While one might reasonably expect Ruth to have some hesitation about certain stimuli, she took to life in New York with a considerable joie de vivre.

Ruth is an optimist. She believes that every toy and tennis ball belongs to her—and knows that if someone nearby makes a happy, high-pitched noise, it’s probably about her. “She’ll go up to anybody, sniff them, say hi, and look at them with her eyes like: ‘Are you gonna pet me?,’” Alex says. “She’s so curious about smells and what people are doing. She’s always trying to go into every open door and see what’s down there. She’s really been a miracle. It’s wild how she adapted to being in a whole new place, hearing all new sounds and a different language. She’s very trusting and open.”

That doesn’t mean Ruth and Alex always see eye to eye. While smell is an important sense for dogs, and we should all make sure that our pups get adequate sniffing time for their happiness and mental health, Ruth embraces New York’s bouquet so much that her human can end up spending more time on walks than she’d prefer. “She wants to smell every corner and inch of the city.” Alex says of the fragrance fanatic. “She will actually do a 180 and pull me back half a block and be like, ‘I missed something.’”
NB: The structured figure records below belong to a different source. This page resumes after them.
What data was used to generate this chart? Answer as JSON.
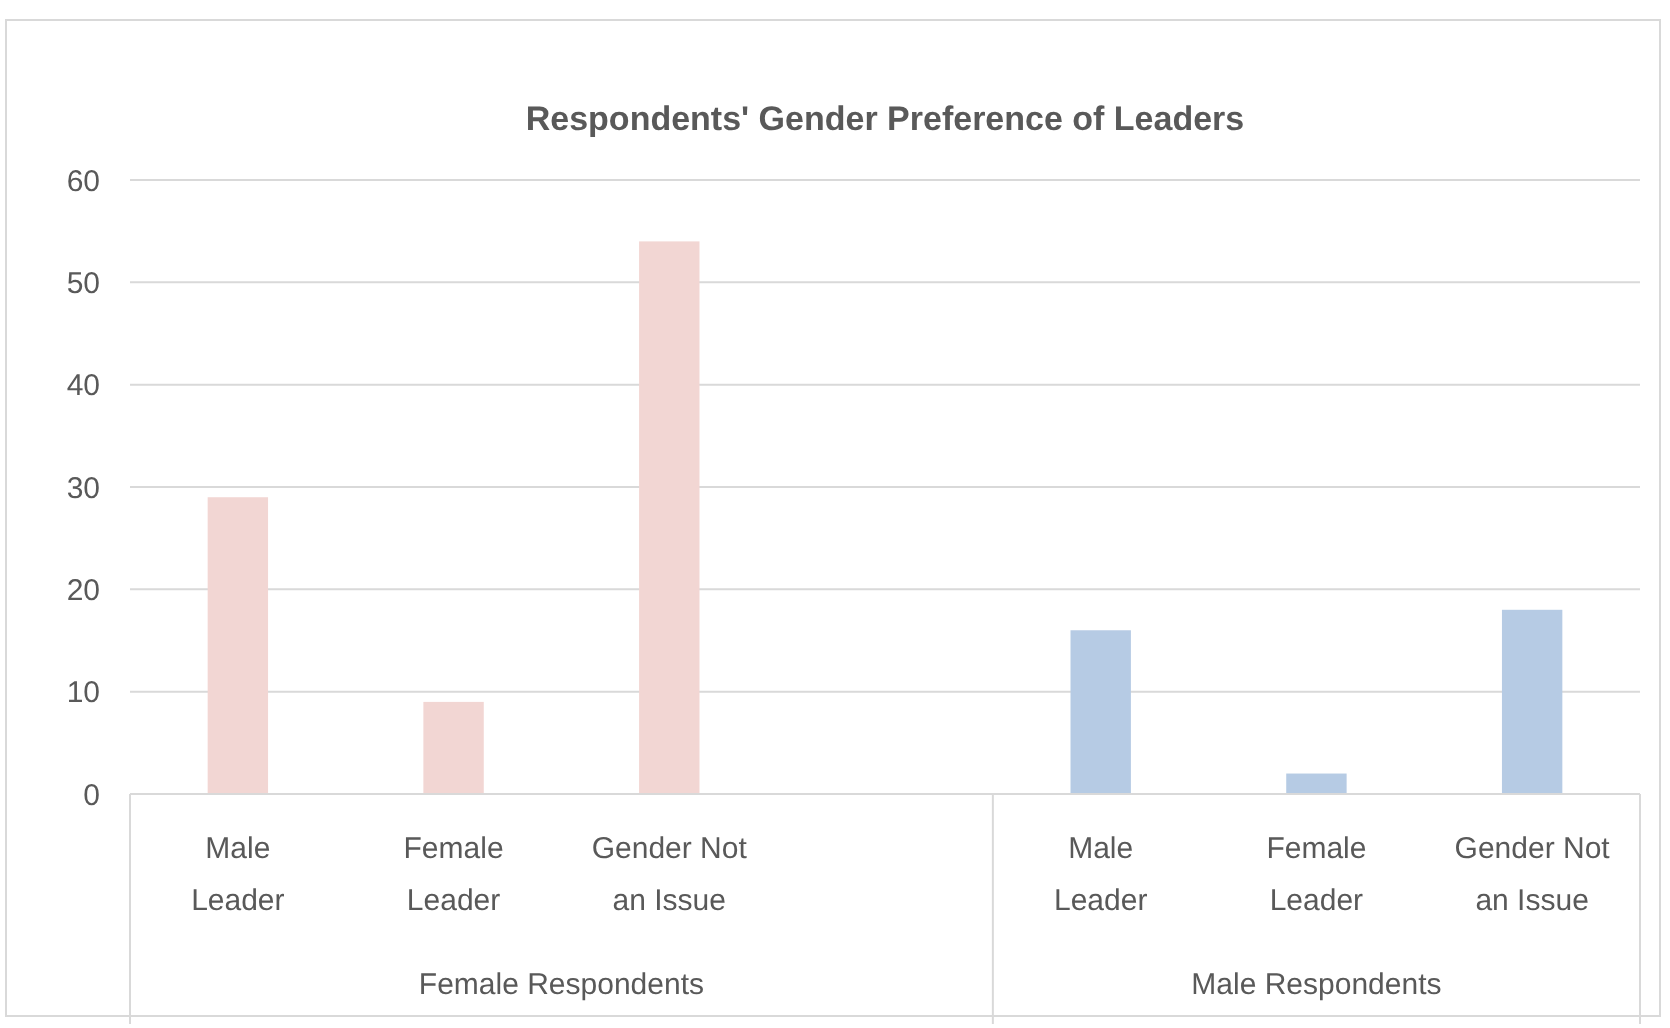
{
  "chart_data": {
    "type": "bar",
    "title": "Respondents' Gender Preference of Leaders",
    "categories": [
      "Male Leader",
      "Female Leader",
      "Gender Not an Issue",
      null,
      "Male Leader",
      "Female Leader",
      "Gender Not an Issue"
    ],
    "values": [
      29,
      9,
      54,
      null,
      16,
      2,
      18
    ],
    "colors": [
      "#f2d6d3",
      "#f2d6d3",
      "#f2d6d3",
      null,
      "#b6cbe4",
      "#b6cbe4",
      "#b6cbe4"
    ],
    "ylim": [
      0,
      60
    ],
    "yticks": [
      0,
      10,
      20,
      30,
      40,
      50,
      60
    ],
    "grid": "y",
    "annotations": [
      "Female Respondents",
      "Male Respondents"
    ]
  }
}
Another factor reducing Ruth’s walking efficiency: sometimes she digs in her heels in an effort to get pets from every stranger on a walk when Alex is on a schedule. “I’ve gotten much stronger,” Alex says. Ruth also has an unfortunate habit of trying to eat napkins off of the sidewalk.

And, at home, if her human is taking a Zoom meeting that’s too loud for her taste, Ruth lets her know.
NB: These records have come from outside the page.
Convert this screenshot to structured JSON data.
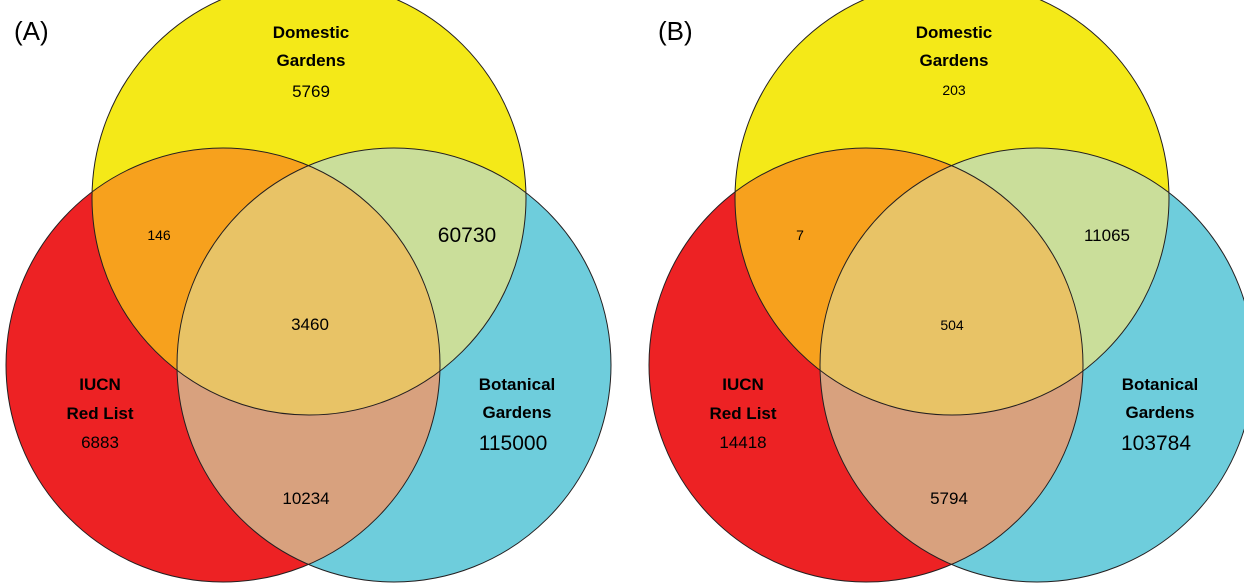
{
  "colors": {
    "domestic": "#f4e918",
    "iucn": "#ed2224",
    "botanical": "#6ecddc",
    "domestic_iucn": "#f7a11d",
    "domestic_botanical": "#cade9a",
    "iucn_botanical": "#d8a17e",
    "all_three": "#e8c366",
    "outline": "#231f20"
  },
  "panels": [
    {
      "label": "(A)",
      "sets": {
        "domestic": {
          "label_line1": "Domestic",
          "label_line2": "Gardens",
          "count": "5769"
        },
        "iucn": {
          "label_line1": "IUCN",
          "label_line2": "Red List",
          "count": "6883"
        },
        "botanical": {
          "label_line1": "Botanical",
          "label_line2": "Gardens",
          "count": "115000"
        }
      },
      "overlaps": {
        "domestic_iucn": "146",
        "domestic_botanical": "60730",
        "iucn_botanical": "10234",
        "all_three": "3460"
      }
    },
    {
      "label": "(B)",
      "sets": {
        "domestic": {
          "label_line1": "Domestic",
          "label_line2": "Gardens",
          "count": "203"
        },
        "iucn": {
          "label_line1": "IUCN",
          "label_line2": "Red List",
          "count": "14418"
        },
        "botanical": {
          "label_line1": "Botanical",
          "label_line2": "Gardens",
          "count": "103784"
        }
      },
      "overlaps": {
        "domestic_iucn": "7",
        "domestic_botanical": "11065",
        "iucn_botanical": "5794",
        "all_three": "504"
      }
    }
  ]
}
“She’ll walk past me, look at me, and then go into the bathroom or hide behind my bed. It doesn’t scare her—she’s just annoyed. She’s like a roommate. She can’t say ‘can you turn it down?,’ so she just goes into the other room.”

America’s Favorite Office Dog: She’s just like us!

What’s next for Ruth now that she’s officially an award winner? Some well-deserved rest.

After a trip to the groomer, Ruth’s going to be taking it easy for the summer. “It’s getting hot,” Alex says. “She doesn’t like the heat. She loves a good nap, so she will be thoroughly resting after attaining celebrity status.”

*The Farmer’s Dog’s official position is that, while Ruth is a deserving winner, all dogs are equally wonderful.